# What to serve with this asian pasta dish?



## Papa Joe (Oct 8, 2005)

Hi I'm new to the forum.  I need an opinion.

I'm cooking an entree for 8 tomorrow (casual, just for friends) -- Sesame Chicken w/ Asparagus Pasta.  Basically its a bunch of Linguine with chicken/cucumber/scallions/asparagus tossed in.  The sauce is made up of sesame/chili oil, peanut butter, brown sugar, red wine vinegar, garlic, etc.

My question is, what do I serve with it?  Bread? Salad?  Seems like all the food groups are already represented in the one dish (meat/starch/veggie), and I don't want to be redundant.  Thank you in advance

Joe


----------



## mudbug (Oct 8, 2005)

Bienvenue, Papa.  Plenty of opinions here.
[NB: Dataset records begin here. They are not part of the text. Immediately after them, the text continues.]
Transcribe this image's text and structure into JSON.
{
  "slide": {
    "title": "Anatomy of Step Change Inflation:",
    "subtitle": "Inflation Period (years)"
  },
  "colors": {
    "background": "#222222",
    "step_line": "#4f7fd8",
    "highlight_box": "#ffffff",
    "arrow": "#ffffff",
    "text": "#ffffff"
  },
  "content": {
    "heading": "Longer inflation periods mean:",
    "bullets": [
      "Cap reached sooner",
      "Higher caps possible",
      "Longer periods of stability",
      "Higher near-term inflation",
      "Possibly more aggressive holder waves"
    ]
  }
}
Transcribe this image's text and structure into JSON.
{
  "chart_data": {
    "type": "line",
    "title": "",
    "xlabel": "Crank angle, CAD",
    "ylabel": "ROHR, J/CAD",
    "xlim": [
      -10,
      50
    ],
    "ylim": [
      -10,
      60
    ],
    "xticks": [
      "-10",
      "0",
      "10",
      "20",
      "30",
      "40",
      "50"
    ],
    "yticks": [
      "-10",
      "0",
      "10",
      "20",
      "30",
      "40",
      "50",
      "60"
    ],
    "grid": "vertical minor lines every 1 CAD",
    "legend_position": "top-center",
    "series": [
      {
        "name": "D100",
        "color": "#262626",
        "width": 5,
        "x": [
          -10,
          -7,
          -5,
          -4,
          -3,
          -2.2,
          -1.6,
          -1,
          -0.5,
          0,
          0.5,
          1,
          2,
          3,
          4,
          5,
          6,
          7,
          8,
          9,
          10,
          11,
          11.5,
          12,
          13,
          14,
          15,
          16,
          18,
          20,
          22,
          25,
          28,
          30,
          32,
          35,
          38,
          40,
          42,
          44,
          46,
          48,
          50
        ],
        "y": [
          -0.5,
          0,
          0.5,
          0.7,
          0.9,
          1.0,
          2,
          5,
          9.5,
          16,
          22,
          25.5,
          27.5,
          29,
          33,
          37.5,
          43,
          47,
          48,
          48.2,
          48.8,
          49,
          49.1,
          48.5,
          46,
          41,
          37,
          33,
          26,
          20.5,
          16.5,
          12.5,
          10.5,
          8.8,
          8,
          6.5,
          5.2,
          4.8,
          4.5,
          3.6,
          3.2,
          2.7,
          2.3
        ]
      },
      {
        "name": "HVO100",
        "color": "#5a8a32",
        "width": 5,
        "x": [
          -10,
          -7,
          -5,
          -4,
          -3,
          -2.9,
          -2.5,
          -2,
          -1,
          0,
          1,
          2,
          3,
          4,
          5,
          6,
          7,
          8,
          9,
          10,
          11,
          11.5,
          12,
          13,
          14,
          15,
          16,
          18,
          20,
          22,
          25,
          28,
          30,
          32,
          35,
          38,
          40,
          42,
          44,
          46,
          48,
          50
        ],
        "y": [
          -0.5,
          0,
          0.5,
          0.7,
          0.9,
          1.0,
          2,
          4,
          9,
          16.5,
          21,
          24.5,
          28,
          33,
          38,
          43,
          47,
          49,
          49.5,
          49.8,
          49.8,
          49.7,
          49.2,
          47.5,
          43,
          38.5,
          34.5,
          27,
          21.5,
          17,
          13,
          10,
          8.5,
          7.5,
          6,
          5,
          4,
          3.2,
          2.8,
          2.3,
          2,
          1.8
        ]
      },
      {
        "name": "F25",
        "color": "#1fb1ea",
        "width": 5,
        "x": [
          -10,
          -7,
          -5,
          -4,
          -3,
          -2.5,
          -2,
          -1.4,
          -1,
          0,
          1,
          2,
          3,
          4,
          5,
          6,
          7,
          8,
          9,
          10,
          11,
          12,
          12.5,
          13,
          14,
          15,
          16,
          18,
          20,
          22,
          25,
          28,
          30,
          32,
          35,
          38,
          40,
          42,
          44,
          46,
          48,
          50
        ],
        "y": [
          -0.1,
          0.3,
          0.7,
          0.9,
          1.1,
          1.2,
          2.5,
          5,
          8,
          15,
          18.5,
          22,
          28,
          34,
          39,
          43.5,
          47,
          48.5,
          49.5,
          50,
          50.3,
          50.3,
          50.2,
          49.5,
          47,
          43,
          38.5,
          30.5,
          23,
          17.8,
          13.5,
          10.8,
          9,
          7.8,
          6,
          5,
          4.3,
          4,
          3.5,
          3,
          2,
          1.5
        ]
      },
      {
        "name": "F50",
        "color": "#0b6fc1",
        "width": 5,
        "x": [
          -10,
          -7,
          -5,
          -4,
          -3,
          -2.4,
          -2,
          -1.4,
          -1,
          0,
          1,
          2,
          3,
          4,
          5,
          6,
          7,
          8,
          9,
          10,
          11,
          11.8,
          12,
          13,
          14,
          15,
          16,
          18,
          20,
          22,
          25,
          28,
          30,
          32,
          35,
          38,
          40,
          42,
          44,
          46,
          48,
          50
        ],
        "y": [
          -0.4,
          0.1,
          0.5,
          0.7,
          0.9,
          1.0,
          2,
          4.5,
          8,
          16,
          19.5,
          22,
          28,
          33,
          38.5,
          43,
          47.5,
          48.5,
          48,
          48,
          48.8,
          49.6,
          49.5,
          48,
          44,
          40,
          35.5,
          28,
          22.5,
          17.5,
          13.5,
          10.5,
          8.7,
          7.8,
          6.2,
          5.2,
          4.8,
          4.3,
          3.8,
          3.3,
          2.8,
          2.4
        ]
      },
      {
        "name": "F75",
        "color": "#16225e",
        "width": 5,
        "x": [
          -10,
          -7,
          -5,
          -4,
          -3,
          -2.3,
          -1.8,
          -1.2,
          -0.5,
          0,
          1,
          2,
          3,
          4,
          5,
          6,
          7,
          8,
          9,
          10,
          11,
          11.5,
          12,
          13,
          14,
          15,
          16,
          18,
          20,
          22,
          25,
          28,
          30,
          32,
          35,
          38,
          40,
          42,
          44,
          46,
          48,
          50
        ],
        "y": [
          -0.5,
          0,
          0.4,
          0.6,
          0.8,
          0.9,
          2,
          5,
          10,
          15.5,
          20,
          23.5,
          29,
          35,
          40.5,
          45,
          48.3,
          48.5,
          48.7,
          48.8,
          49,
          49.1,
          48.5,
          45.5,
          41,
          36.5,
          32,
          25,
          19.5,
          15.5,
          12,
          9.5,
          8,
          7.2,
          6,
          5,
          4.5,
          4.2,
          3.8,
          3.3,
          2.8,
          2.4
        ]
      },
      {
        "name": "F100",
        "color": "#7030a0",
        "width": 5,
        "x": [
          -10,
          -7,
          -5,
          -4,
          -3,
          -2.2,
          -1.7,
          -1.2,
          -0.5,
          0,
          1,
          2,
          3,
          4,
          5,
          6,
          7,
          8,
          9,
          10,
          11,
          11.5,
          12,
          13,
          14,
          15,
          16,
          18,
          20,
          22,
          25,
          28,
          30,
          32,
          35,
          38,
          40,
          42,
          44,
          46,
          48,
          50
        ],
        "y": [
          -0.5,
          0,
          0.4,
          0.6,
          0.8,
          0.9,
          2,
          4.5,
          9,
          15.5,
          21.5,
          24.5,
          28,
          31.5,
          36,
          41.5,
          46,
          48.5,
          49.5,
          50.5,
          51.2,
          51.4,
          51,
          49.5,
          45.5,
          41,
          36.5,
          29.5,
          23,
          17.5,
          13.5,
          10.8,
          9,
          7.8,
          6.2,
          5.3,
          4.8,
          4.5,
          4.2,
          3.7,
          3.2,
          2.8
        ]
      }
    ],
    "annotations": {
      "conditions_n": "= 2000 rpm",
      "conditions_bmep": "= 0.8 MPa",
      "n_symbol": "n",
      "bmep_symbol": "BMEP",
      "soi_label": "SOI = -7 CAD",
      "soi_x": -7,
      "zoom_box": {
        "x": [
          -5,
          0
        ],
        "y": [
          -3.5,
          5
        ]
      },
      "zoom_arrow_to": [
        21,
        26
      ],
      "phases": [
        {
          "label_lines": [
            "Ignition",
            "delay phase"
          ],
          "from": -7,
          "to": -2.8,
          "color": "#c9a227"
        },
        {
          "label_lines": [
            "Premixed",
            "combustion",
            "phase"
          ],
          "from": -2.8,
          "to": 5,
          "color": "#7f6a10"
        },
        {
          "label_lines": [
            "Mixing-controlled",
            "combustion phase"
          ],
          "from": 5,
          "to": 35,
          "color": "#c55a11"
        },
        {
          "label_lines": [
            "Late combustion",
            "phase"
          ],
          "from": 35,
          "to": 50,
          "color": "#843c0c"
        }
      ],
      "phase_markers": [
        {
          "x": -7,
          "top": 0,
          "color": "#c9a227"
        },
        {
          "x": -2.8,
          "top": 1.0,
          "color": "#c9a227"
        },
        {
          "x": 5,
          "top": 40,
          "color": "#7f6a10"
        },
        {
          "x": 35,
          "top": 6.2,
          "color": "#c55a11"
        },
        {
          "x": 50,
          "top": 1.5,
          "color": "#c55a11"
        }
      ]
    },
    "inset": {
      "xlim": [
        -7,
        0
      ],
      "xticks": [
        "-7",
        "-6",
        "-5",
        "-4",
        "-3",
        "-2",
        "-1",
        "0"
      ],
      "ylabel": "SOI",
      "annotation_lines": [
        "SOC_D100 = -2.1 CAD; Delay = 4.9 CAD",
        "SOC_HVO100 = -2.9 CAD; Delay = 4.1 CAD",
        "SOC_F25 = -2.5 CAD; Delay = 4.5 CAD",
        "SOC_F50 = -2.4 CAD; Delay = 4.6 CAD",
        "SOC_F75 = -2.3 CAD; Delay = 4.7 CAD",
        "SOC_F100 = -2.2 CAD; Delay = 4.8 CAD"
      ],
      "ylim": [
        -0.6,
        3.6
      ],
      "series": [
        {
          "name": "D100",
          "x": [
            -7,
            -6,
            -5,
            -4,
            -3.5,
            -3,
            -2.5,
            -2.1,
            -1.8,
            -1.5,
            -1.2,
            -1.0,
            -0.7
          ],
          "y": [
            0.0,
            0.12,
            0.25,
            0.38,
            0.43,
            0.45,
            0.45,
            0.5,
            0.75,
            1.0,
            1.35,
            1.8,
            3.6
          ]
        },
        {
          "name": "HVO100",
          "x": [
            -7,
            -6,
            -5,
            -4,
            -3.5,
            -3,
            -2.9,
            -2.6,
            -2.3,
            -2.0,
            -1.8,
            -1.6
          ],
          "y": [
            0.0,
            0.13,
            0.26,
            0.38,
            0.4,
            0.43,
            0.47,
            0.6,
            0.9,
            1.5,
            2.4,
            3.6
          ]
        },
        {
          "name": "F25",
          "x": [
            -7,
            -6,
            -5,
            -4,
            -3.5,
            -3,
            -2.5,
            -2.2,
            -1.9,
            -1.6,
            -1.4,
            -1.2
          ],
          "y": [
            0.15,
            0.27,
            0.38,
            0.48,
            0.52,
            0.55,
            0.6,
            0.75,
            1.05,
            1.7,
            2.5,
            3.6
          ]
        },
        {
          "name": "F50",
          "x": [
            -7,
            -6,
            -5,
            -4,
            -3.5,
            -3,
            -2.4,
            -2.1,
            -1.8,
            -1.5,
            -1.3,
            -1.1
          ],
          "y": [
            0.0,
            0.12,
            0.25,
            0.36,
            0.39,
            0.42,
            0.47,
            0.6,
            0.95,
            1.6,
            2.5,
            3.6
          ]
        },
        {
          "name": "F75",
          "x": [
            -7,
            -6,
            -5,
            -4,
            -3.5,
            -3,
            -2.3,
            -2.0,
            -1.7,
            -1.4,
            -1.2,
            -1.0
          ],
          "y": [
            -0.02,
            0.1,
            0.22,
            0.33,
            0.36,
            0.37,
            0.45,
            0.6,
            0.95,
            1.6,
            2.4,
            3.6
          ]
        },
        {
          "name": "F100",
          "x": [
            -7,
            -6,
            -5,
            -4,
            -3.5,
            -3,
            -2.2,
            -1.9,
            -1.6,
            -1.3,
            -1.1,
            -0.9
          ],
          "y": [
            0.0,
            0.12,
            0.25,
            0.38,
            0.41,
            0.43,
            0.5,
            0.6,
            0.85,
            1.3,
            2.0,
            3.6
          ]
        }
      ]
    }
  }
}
Here's mine - use some mandarin oranges or lychees (if you can find them) as a side dish, perhaps in a salad.


----------



## texasgirl (Oct 8, 2005)

I hope you enjoy it here!!
*I have not tried this, but, it sounds good.*



*cooking spray* 
24 *wonton wrappers* 
1 *mango*, peeled, pitted and diced 
1 *cucumber*, peeled, seeded and diced 
1/2 *purple onion* finely diced 
2 tablespoons lime juice
2 tablespoons chopped cilantro (or more to taste) 
1 tablespoon olive oil
1 pinch cayenne pepper 


Preheat oven to 350°F 
Coat mini-muffin pans with cooking spray and line the molds with wonton sheets. 
Bake for 9 to 12 minutes or until golden brown. Cool. Combine remaining ingredients plus salt and pepper to taste. 
Fill each wonton with salsa and serve.


----------



## jkath (Oct 8, 2005)

You can never have too many veggies, IMO!


----------



## Constance (Oct 8, 2005)

How about some frozen egg rolls, Papa? There are some very good ones available. Just pop them in the oven and serve with a couple of dipping sauces.


----------



## Papa Joe (Oct 8, 2005)

All great suggestions guys  

I may go with a simple salad and some frozen egg rolls. I'll let you all know how the entree turns out. If it's any good I'll post the recipe .

Thanks again 

PS - Allow me to flex my ignorance a little more (I'm out of my element when it comes to asian food).  What sort of wine would go well with this?  I know it's chicken but are there any reds that would fit?

Joe


----------



## Andy M. (Oct 8, 2005)

A spicy red like zinfandel is good.  Also a slightly sweet white like a Johannesburg Riesling would do as well.


----------



## ironchef (Oct 8, 2005)

Papa Joe said:
			
		

> All great suggestions guys
> 
> I may go with a simple salad and some frozen egg rolls. I'll let you all know how the entree turns out. If it's any good I'll post the recipe .
> 
> ...


 
Because of the Asian flavors I would really, really not use a red only because there would be more of a chance that it would be hit or miss. If you really want to do red than I would recommend a Pinot Noir because it's lighter in body. A Zin may work, but a lot of Zins these days (especially coming out of Cali) are leaning more towards the bigger, full bodied type. A white would be better, and you usually can't go wrong with a Riesling like Andy suggested, but try and find a more dry Rielsing. Another good option which goes well with Asian Flavors would be a Pinot Grigio/Gris, Fume Blanc, or Sauvignon Blanc.


----------